Allah subhanahu wa ta’ala melarang seorang mukmin untuk berkata dusta. Hukumnya adalah haram. Tetapi jika seseorang ingin menyelamatkan saudaranya dari siksaan penguasa yang dzalim atau menghindari terjadinya peperangan antar dua kelompok, maka ia dibolehkan untuk berdusta, tetapi sebelum memilih untuk berdusta hendaknya ia berkata benar jika ia dapat melakukannya.
Allah subhanahu wa ta’ala juga mengharamkan seorang mukmin mengejek dan menertawakan orang lain. Sebagaimana dalam firman-Nya yang artinya: “Wahai orang-orang yang beriman! Janganlah sekumpulan orang laki-laki merendahkan kumpulan yang lain, boleh jadi yang ditertawakan itu lebih baik dari mereka. Dan jangan pula sekumpulan perempuan merendahkan kumpulan lainnya, boleh jadi yang direndahkan itu lebih baik.” (Q.S. Al-Hujurat: 11). Dari firman Allah tersebut, seorang mukmin dilarang untuk menyebutkan kejelekan dan kekurangan, semisal pada wajah seseorang untuk ditertawakan, apalagi dengan mengolokinya, bahkan mengisyaratkan dengan suatu isyarat saja tidak dibolehkan.
Seseorang yang menggunjing saurdaranya, maka ia sama saja seperti memakan bangkai saudaranya tersebut. Allah subhanahu wa ta’ala berfirman yang artinya: “Dan janganlah menggunjingkan satu sama lain. Adakah seorang di antara kalian yang suka memakan daging saudaranya yang sudah mati? Maka tentulah emgkau merasa jijik kepadanya.” (Q.S. Al-Hujurat: 12).

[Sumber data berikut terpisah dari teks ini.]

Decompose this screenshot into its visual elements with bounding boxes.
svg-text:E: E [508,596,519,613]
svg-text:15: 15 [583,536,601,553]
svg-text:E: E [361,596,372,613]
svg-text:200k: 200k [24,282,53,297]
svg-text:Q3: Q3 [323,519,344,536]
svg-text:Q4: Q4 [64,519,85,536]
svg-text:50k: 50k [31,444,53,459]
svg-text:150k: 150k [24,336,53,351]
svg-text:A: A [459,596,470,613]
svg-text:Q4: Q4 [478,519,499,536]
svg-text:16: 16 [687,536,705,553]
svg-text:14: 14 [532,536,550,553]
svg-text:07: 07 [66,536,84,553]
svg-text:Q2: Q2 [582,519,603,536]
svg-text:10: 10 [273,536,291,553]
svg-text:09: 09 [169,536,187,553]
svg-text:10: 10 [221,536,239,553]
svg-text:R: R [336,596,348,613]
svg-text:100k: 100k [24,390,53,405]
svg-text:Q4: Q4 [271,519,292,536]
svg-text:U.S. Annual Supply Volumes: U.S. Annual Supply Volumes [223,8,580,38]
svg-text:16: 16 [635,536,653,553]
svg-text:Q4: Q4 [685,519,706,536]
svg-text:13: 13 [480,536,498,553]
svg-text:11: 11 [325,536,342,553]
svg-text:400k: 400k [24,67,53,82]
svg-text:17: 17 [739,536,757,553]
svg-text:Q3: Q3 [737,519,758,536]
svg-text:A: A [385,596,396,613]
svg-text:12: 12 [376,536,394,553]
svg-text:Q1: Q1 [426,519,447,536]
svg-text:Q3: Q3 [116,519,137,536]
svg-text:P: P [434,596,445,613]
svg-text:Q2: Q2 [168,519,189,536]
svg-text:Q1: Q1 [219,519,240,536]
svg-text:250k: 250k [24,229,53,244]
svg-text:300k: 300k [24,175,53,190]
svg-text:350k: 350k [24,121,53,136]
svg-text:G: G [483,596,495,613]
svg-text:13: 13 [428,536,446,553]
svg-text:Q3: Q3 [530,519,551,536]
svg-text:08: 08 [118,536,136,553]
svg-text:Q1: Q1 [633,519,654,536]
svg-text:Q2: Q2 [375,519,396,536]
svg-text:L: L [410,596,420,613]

Adapun cara mengobati kebiasaan menggunjing orang lain adalah dengan ilmu dan perbuatan, yakni mencegah lisannya agar tidak menggunjing orang lain. Hendaknya seseorang mengerti bahwa ia akan dimurkai oleh Allah subhanahu wa ta’ala, segala amal kebajikannya akan musnah, kelak ia akan disamakan dengan orang yang suka memakan bangkai saudaranya, dan dosa orang yang digunjing akan dipikulkan kepada orang yang menggunjing.
Sebagai manusia, seseorang pasti banyak melakukan kesalahan, baik itu kesalahan kecil maupun besar. Hal ini karena manusia adalah tempat dari kesalahan. Maka dari itu, janganlah kita lalai dari kesalahan-kesalahan yang kecil. Terutama sekali jika seorang yang lalai kepada Allah subhanahu wa ta’ala dan kepada sifat-sifat-Nya yang berhubungan dengan agama.
Seorang yang tidak mengerti tata cara berbicara, maka pembicaraannya akan banyak terdapat kekeliruan. Seperti tata cara seorang budak kepada majikannya. Jangan sesekali seorang budak itu menggunakan kata “Tuhanku” untuk memanggi majikannya. Namun, panggillah dengan sebutan “tuanku”, karena kita semua adalah hamba Allah subhanahu wa ta’ala dan Tuhan kita adalah Allah subhanahu wa ta’ala.